ボーイングがストラタシスのハイエンド3Dプリンター用素材を採用

ボーイングがストラタシスのハイエンド3Dプリンター用素材「ストラタシス・アンテロ800NAサーモプラスチック」を採用した。ボーイングがストラタシスの素材を採用する初のケースとなる。

ストラタシス・アンテロ800NAサーモプラスチックはPEKKベースのポリマー系素材で、ストラタシスのF92003Dプリンターシリーズ、フォルタス450MC3Dプリンターシリーズ用に開発されたエンジニアリングプラスチック。

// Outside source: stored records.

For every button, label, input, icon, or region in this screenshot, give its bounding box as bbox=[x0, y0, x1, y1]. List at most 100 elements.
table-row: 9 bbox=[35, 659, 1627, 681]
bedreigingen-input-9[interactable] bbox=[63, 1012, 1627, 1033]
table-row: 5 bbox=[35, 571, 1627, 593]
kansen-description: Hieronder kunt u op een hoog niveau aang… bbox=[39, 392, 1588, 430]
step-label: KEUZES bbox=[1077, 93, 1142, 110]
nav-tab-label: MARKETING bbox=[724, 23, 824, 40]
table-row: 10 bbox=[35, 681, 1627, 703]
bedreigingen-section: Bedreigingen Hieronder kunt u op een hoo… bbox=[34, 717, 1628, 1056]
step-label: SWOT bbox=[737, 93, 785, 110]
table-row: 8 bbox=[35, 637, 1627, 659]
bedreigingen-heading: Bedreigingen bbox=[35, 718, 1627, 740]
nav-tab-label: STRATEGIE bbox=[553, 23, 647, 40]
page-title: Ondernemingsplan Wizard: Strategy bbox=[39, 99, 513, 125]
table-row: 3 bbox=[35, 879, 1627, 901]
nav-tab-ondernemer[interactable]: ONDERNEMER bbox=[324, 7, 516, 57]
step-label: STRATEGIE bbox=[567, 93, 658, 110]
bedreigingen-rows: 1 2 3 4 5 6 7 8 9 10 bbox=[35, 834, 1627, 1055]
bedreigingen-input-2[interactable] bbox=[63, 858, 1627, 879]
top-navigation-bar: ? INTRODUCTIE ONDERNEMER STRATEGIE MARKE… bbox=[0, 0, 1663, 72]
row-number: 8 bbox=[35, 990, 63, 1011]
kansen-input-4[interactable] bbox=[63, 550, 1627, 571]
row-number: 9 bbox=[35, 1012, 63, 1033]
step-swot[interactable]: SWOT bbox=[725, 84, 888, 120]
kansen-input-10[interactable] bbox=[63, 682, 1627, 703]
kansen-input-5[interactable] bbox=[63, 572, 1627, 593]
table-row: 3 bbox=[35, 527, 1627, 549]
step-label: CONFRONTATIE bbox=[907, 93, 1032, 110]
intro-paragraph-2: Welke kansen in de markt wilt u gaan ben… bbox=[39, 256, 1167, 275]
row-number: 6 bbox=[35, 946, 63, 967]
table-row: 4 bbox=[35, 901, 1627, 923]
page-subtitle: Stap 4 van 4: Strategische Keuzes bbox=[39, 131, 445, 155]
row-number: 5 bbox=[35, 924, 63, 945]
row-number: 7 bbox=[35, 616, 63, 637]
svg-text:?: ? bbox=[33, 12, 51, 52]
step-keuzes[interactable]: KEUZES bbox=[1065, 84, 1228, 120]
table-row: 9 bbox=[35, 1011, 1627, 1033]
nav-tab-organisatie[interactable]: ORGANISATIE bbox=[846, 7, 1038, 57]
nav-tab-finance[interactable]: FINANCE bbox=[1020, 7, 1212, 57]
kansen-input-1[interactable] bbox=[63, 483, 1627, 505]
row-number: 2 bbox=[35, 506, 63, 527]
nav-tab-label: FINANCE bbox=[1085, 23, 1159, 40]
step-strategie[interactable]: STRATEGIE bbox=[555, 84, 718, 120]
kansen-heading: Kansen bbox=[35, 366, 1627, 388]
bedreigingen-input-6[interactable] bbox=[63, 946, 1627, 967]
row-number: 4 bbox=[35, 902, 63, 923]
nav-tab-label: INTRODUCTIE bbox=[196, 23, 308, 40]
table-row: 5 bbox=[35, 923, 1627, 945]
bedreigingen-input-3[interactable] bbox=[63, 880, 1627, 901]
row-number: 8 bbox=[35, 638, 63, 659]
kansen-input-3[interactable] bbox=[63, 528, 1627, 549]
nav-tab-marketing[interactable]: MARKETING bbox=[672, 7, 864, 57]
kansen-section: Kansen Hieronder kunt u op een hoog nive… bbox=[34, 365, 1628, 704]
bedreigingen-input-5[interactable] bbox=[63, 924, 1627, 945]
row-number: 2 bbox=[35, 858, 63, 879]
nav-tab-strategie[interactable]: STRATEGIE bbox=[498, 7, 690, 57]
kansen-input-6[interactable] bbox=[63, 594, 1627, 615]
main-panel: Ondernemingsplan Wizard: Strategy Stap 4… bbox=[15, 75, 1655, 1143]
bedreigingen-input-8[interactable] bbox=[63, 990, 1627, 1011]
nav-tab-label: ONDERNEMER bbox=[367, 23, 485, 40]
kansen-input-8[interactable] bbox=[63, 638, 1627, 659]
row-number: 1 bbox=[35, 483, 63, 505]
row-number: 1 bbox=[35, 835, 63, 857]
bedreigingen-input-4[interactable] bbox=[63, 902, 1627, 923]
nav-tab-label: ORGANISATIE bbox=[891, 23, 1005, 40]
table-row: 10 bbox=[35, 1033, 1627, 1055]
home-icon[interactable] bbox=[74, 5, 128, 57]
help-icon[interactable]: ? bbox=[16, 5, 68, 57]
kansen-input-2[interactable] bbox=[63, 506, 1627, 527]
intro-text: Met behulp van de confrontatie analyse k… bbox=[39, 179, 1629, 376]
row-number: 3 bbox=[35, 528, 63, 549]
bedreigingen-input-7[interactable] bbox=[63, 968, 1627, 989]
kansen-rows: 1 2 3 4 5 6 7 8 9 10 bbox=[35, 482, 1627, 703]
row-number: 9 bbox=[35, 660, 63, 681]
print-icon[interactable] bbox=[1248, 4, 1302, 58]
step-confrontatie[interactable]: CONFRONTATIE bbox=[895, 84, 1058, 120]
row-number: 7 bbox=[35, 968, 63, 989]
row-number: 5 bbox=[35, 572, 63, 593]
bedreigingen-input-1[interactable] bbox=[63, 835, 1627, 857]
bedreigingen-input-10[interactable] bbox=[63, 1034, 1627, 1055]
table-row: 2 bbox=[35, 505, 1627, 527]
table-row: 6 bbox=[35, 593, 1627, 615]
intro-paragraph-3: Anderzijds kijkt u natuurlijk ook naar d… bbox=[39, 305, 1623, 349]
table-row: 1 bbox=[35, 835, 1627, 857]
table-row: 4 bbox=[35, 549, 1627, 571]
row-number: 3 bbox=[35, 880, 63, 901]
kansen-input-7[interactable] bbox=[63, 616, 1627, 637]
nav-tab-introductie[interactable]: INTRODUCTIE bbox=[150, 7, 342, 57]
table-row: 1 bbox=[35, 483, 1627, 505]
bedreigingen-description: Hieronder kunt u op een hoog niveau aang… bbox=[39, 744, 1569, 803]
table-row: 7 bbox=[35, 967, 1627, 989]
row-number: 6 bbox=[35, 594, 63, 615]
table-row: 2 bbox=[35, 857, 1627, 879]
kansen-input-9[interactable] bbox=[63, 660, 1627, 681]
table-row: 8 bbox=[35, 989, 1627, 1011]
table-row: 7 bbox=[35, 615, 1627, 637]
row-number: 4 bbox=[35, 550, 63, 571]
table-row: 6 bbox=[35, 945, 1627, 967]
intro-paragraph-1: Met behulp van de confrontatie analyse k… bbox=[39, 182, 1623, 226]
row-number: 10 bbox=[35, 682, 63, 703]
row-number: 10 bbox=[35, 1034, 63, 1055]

特に強い強度が求められる部品の製造などに使われる。

ストラタシスの航空宇宙産業担当副社長のスコット・セヴィク氏は、「ボーイングは、我が社のアンテロ800NAサーモプラスチックを様々な用途に活用するでしょう。アディティブ・マニュファクチャリングは航空産業のサプライチェーンをシンプルにし、MRO(メンテナンス、リペア、オーバーホール)などでも最大の力を発揮します。アンテロ800NAは、航空産業の高い要求水準を満たしてゆくと確信しています」とコメントしている。

ボーイングは近年航空機の製造に3Dプリンターの活用を増やしている。同社が開発中のボーイング777Xシリーズに搭載されるGE9Xエンジンは、300点の部品が3Dプリンターで製造されている。ボーイングは、ワシントン州オーバーンにアディティブ・マニュファクチャリング・ファブリケーションセンターを開設し、航空機の消耗部品の製造などを行っている。